The Greek word for new is "kainos"; in the LXX it is associated more with the subject of music than any other in Scripture. "New" here doesn't mean new in style (country, rap, rock, classical, jazz, pop, etc.); it means new in nature, quality, kind or character. The new music of the redeemed people of God should distinctively be new in content, intent, purpose and function. We are new creations in Him and therefore what we sing in worship to the Lord and speak to one another in "psalms, hymns and spiritual songs" should reflect our new lives in Christ and more importantly, the Lord of our new lives--Jesus Christ the Righteous. This word "kainos" is also used to speak of "A new commandment" in John 13:34: "a new creature" in 2 Cor. 5:17; and "a new covenant," in Hebrews 8:13. As a result of being born again in Christ, we are completely new nature... new creations. This is how dramatic the change is for our music in the Lord as well. Singing "a new song" flows from the life of God's regenerated people and should evidence that newness we have in Him.
If Scripture speaks to all of life, then our music may too. But, it must be from a distinctive biblical worldview. When a Christian writes a love song, it should be different than say what Elton John would be singing about. Song of Solomon and Esther are two great illustrations here: both books never mention the name of the Lord; but one speaks undeniably of His love expressed in the physical union between a husband and a wife; and the other speaks of God's sovereign moving within the political realm of a nation.
Music, by divine design, is a powerful medium. No one ever buys a commentary, book, or magazine and commits the entire thing to memory, do they? But with a song, if it is well crafted, within a few listens it will be in your heart and mind permanently. You don't even have to try and memorize it—it will take lodge in you. That is why, as believers in the Lord, we must be careful what kind of music content we listen to and then guard our hearts and minds in the Lord from a steady diet of messages, themes, ideologies or influences that do not come from a biblical worldview and could even lead us away from our devotion to the Lord. Strangely, I am more concerned on this point about Christian music than I am with secular. A song that represents a wrong view about the character of God, His gospel, the nature of Christ, or distorts His Word is much more dangerous than just a song about the human condition and the depravity of man. In other words, TBN has done more harm to the cause of Christ than Jerry Springer.
It is no "accident" that the greatest passage in the Bible on the authority and veracity of Scritpure is Psalm 19:7-11, is a song. The longest chapter in the Bible that speaks of the Word of God, Psalm 119, is a song. The greatest volume of biblical truth on the character of God is the Psalms. We will even enjoy music in eternity as we sing with all the redeemed from the four corners of the world, "Worthy is the Lamb who was slain before the foundation of the world." And we will also hear the Lord sing praise to the Father in the midst of the redeemed congregation, according to Hebrews 2:12. Can you hardly wait?

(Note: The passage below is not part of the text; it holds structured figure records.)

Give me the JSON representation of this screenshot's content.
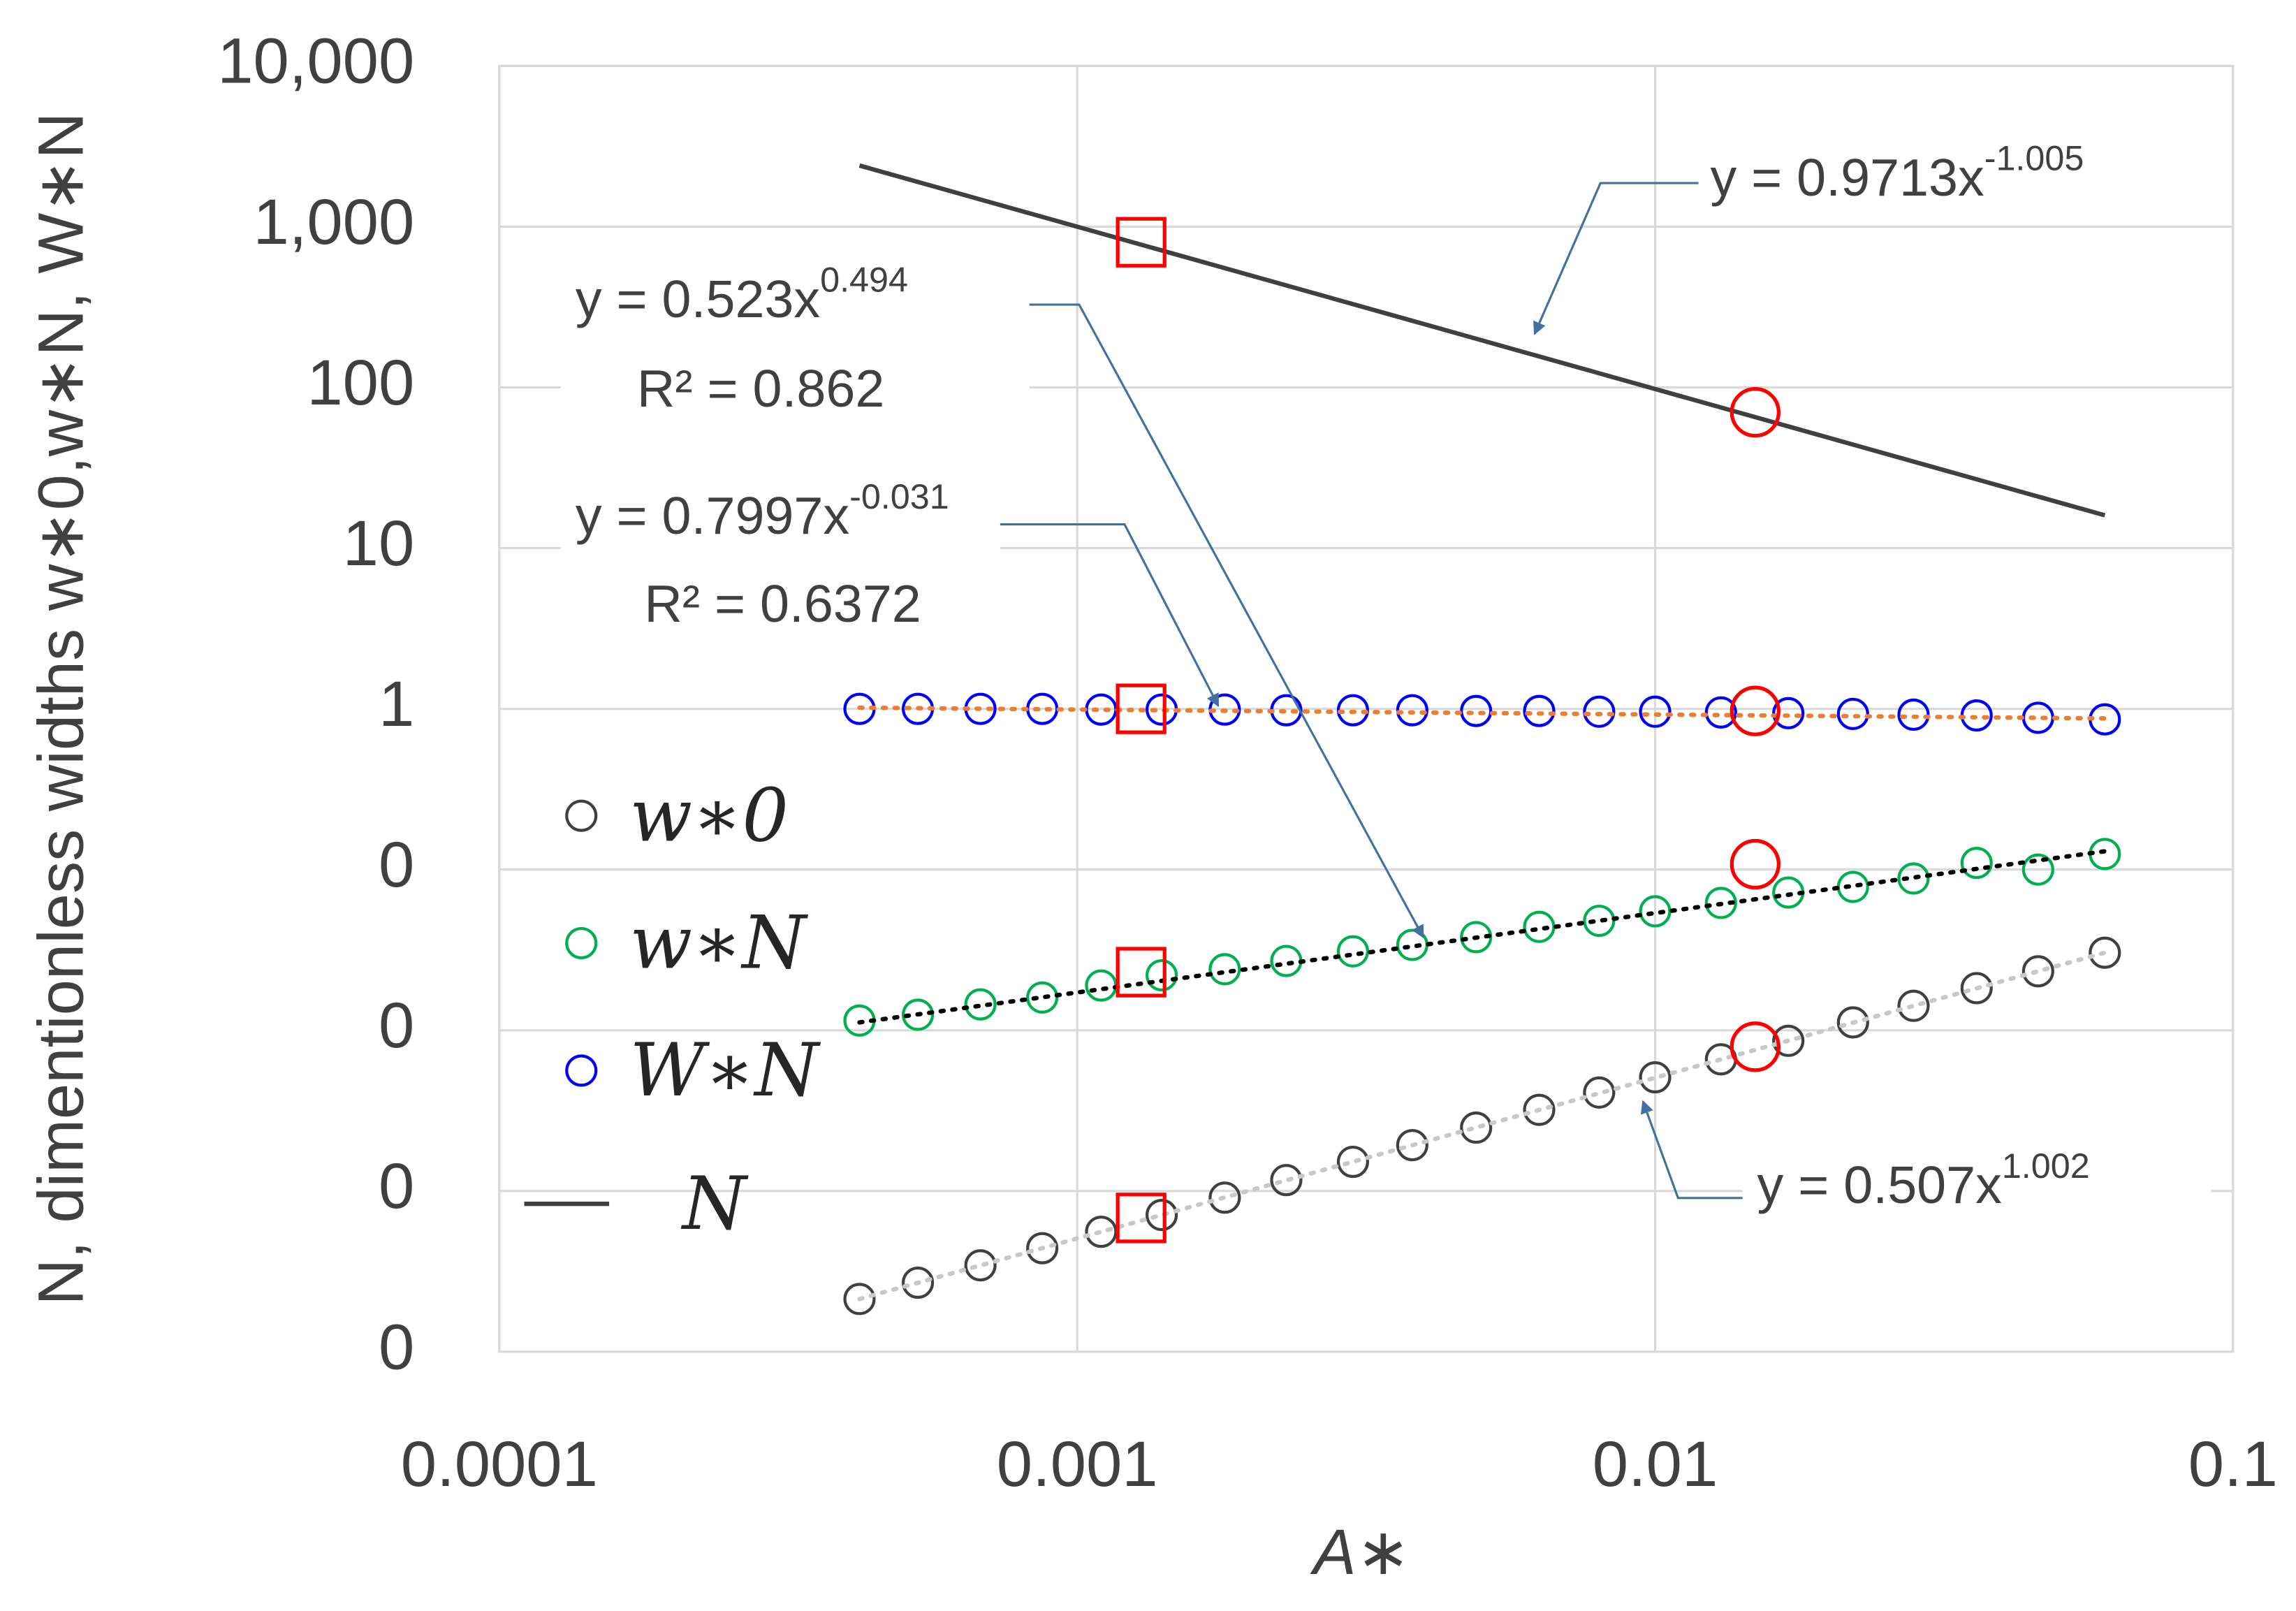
{
  "chart_data": {
    "type": "scatter",
    "x_label": "A∗",
    "y_label": "N, dimentionless widths w∗0,w∗N, W∗N",
    "xscale": "log",
    "yscale": "log",
    "grid": true,
    "legend": "left",
    "xlim": [
      0.0001,
      0.1
    ],
    "xticks": [
      0.0001,
      0.001,
      0.01,
      0.1
    ],
    "ylim": [
      0.0001,
      10000
    ],
    "yticks": [
      {
        "value": 0.0001,
        "label": "0"
      },
      {
        "value": 0.001,
        "label": "0"
      },
      {
        "value": 0.01,
        "label": "0"
      },
      {
        "value": 0.1,
        "label": "0"
      },
      1,
      10,
      100,
      {
        "value": 1000,
        "label": "1,000"
      },
      {
        "value": 10000,
        "label": "10,000"
      }
    ],
    "series": [
      {
        "name": "w∗0",
        "kind": "scatter",
        "color": "#404040",
        "x": [
          0.00042,
          0.00053,
          0.00068,
          0.00087,
          0.0011,
          0.0014,
          0.0018,
          0.0023,
          0.003,
          0.0038,
          0.0049,
          0.0063,
          0.008,
          0.01,
          0.013,
          0.017,
          0.022,
          0.028,
          0.036,
          0.046,
          0.06
        ],
        "values": [
          0.000213,
          0.000269,
          0.000345,
          0.000441,
          0.000558,
          0.00071,
          0.00091,
          0.00117,
          0.00152,
          0.00193,
          0.00248,
          0.0032,
          0.0041,
          0.0051,
          0.0066,
          0.0086,
          0.0112,
          0.0142,
          0.0183,
          0.0233,
          0.0304
        ]
      },
      {
        "name": "w∗N",
        "kind": "scatter",
        "color": "#00b050",
        "x": [
          0.00042,
          0.00053,
          0.00068,
          0.00087,
          0.0011,
          0.0014,
          0.0018,
          0.0023,
          0.003,
          0.0038,
          0.0049,
          0.0063,
          0.008,
          0.01,
          0.013,
          0.017,
          0.022,
          0.028,
          0.036,
          0.046,
          0.06
        ],
        "values": [
          0.0115,
          0.0125,
          0.0145,
          0.016,
          0.019,
          0.022,
          0.024,
          0.027,
          0.031,
          0.034,
          0.038,
          0.044,
          0.048,
          0.055,
          0.062,
          0.072,
          0.078,
          0.088,
          0.11,
          0.1,
          0.125
        ]
      },
      {
        "name": "W∗N",
        "kind": "scatter",
        "color": "#0000ff",
        "x": [
          0.00042,
          0.00053,
          0.00068,
          0.00087,
          0.0011,
          0.0014,
          0.0018,
          0.0023,
          0.003,
          0.0038,
          0.0049,
          0.0063,
          0.008,
          0.01,
          0.013,
          0.017,
          0.022,
          0.028,
          0.036,
          0.046,
          0.06
        ],
        "values": [
          1,
          1,
          1,
          1,
          0.99,
          0.99,
          0.99,
          0.98,
          0.98,
          0.98,
          0.97,
          0.97,
          0.96,
          0.96,
          0.95,
          0.94,
          0.93,
          0.92,
          0.91,
          0.88,
          0.86
        ]
      },
      {
        "name": "N",
        "kind": "line",
        "color": "#404040",
        "x": [
          0.00042,
          0.06
        ],
        "values": [
          2400,
          16
        ]
      }
    ],
    "trendlines": [
      {
        "series": 0,
        "color": "#c8c8c8",
        "x": [
          0.00042,
          0.06
        ],
        "values": [
          0.000213,
          0.0304
        ]
      },
      {
        "series": 1,
        "color": "#000000",
        "x": [
          0.00042,
          0.06
        ],
        "values": [
          0.0112,
          0.13
        ]
      },
      {
        "series": 2,
        "color": "#ed7d31",
        "x": [
          0.00042,
          0.06
        ],
        "values": [
          1.017,
          0.872
        ]
      }
    ],
    "highlights": [
      {
        "shape": "square",
        "color": "#ff0000",
        "x": [
          0.00129,
          0.00129,
          0.00129,
          0.00129
        ],
        "values": [
          800,
          1,
          0.023,
          0.00068
        ]
      },
      {
        "shape": "circle",
        "color": "#ff0000",
        "x": [
          0.0149,
          0.0149,
          0.0149,
          0.0149
        ],
        "values": [
          70,
          0.97,
          0.108,
          0.0079
        ]
      }
    ],
    "annotations": [
      {
        "text": "y = 0.9713x",
        "sup": "-1.005"
      },
      {
        "text": "y = 0.523x",
        "sup": "0.494",
        "r2": "R² = 0.862"
      },
      {
        "text": "y = 0.7997x",
        "sup": "-0.031",
        "r2": "R² = 0.6372"
      },
      {
        "text": "y = 0.507x",
        "sup": "1.002"
      }
    ]
  }
}
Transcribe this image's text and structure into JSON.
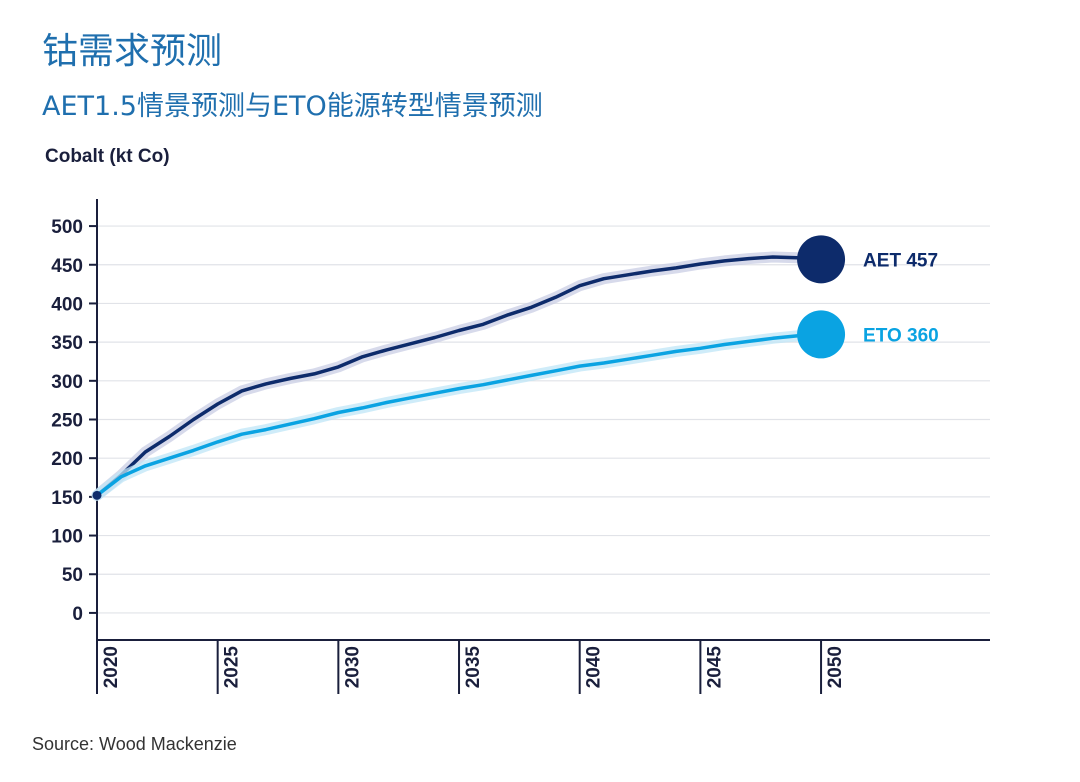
{
  "colors": {
    "aet": "#0d2b6b",
    "aet_halo": "#c9cde4",
    "eto": "#0aa3e2",
    "eto_halo": "#bfe6f7",
    "axis": "#1a1f3c",
    "grid": "#e1e3e8"
  },
  "chart_data": {
    "type": "line",
    "title": "钴需求预测",
    "subtitle": "AET1.5情景预测与ETO能源转型情景预测",
    "ylabel": "Cobalt (kt Co)",
    "xlabel": "",
    "xlim": [
      2020,
      2057
    ],
    "ylim": [
      -35,
      535
    ],
    "yticks": [
      0,
      50,
      100,
      150,
      200,
      250,
      300,
      350,
      400,
      450,
      500
    ],
    "xticks": [
      2020,
      2025,
      2030,
      2035,
      2040,
      2045,
      2050
    ],
    "grid": true,
    "series": [
      {
        "name": "AET",
        "end_label": "AET 457",
        "x": [
          2020,
          2021,
          2022,
          2023,
          2024,
          2025,
          2026,
          2027,
          2028,
          2029,
          2030,
          2031,
          2032,
          2033,
          2034,
          2035,
          2036,
          2037,
          2038,
          2039,
          2040,
          2041,
          2042,
          2043,
          2044,
          2045,
          2046,
          2047,
          2048,
          2049
        ],
        "values": [
          152,
          178,
          208,
          228,
          250,
          270,
          287,
          296,
          303,
          309,
          318,
          331,
          340,
          348,
          356,
          365,
          373,
          385,
          395,
          408,
          423,
          432,
          437,
          442,
          446,
          451,
          455,
          458,
          460,
          459
        ]
      },
      {
        "name": "ETO",
        "end_label": "ETO 360",
        "x": [
          2020,
          2021,
          2022,
          2023,
          2024,
          2025,
          2026,
          2027,
          2028,
          2029,
          2030,
          2031,
          2032,
          2033,
          2034,
          2035,
          2036,
          2037,
          2038,
          2039,
          2040,
          2041,
          2042,
          2043,
          2044,
          2045,
          2046,
          2047,
          2048,
          2049
        ],
        "values": [
          152,
          176,
          190,
          200,
          210,
          221,
          231,
          237,
          244,
          251,
          259,
          265,
          272,
          278,
          284,
          290,
          295,
          301,
          307,
          313,
          319,
          323,
          328,
          333,
          338,
          342,
          347,
          351,
          355,
          358
        ]
      }
    ],
    "end_markers": [
      {
        "series": "AET",
        "x": 2050,
        "y": 457
      },
      {
        "series": "ETO",
        "x": 2050,
        "y": 360
      }
    ]
  },
  "source": "Source: Wood Mackenzie"
}
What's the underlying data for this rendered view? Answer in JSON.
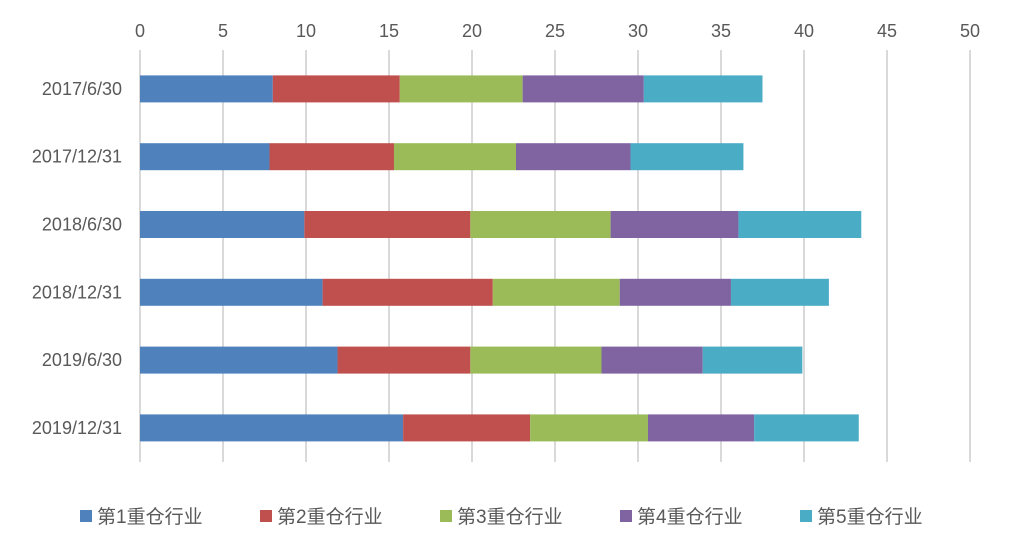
{
  "chart_data": {
    "type": "bar",
    "orientation": "horizontal",
    "stacked": true,
    "title": "",
    "xlabel": "",
    "ylabel": "",
    "xlim": [
      0,
      50
    ],
    "xticks": [
      "0",
      "5",
      "10",
      "15",
      "20",
      "25",
      "30",
      "35",
      "40",
      "45",
      "50"
    ],
    "grid": true,
    "legend_position": "bottom",
    "categories": [
      "2017/6/30",
      "2017/12/31",
      "2018/6/30",
      "2018/12/31",
      "2019/6/30",
      "2019/12/31"
    ],
    "series": [
      {
        "name": "第1重仓行业",
        "color": "#4F81BD",
        "values": [
          8.0,
          7.8,
          9.9,
          11.0,
          11.9,
          15.85
        ]
      },
      {
        "name": "第2重仓行业",
        "color": "#C0504D",
        "values": [
          7.65,
          7.5,
          10.0,
          10.25,
          8.0,
          7.65
        ]
      },
      {
        "name": "第3重仓行业",
        "color": "#9BBB59",
        "values": [
          7.4,
          7.35,
          8.45,
          7.65,
          7.9,
          7.1
        ]
      },
      {
        "name": "第4重仓行业",
        "color": "#8064A2",
        "values": [
          7.3,
          6.9,
          7.7,
          6.7,
          6.1,
          6.4
        ]
      },
      {
        "name": "第5重仓行业",
        "color": "#4BACC6",
        "values": [
          7.15,
          6.8,
          7.4,
          5.9,
          6.0,
          6.3
        ]
      }
    ]
  }
}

So to all of my CCM associates out there, use your talents for the Lord. Don't be ashamed to sing a new song for Him rather than an old song of the world trying to get a crossover hit so that you can gain a wider market base and sell a few more CD's. Listen, the world makes better music without the Lord than any CCM does--and they won't confuse you spiritually as well. But CCM artists have the privilege of doing something that secular music cannot do, sing about the Lord Jesus Christ, His gospel, His Word and make music that will erupt in praise, worship, adoration and glory to our God.
James is right, "our life is a vapor" – it comes and goes so quickly, even if we live our three score and ten and then some. In the end, may we live our vaporous lives for the Lord each day with Him in mind; doing all for His glory. If we should eat and drink to the glory of God, how much more should our music, the new song of the redeemed, be to glorify and honor Him? (And I sing for an audience of ONE.)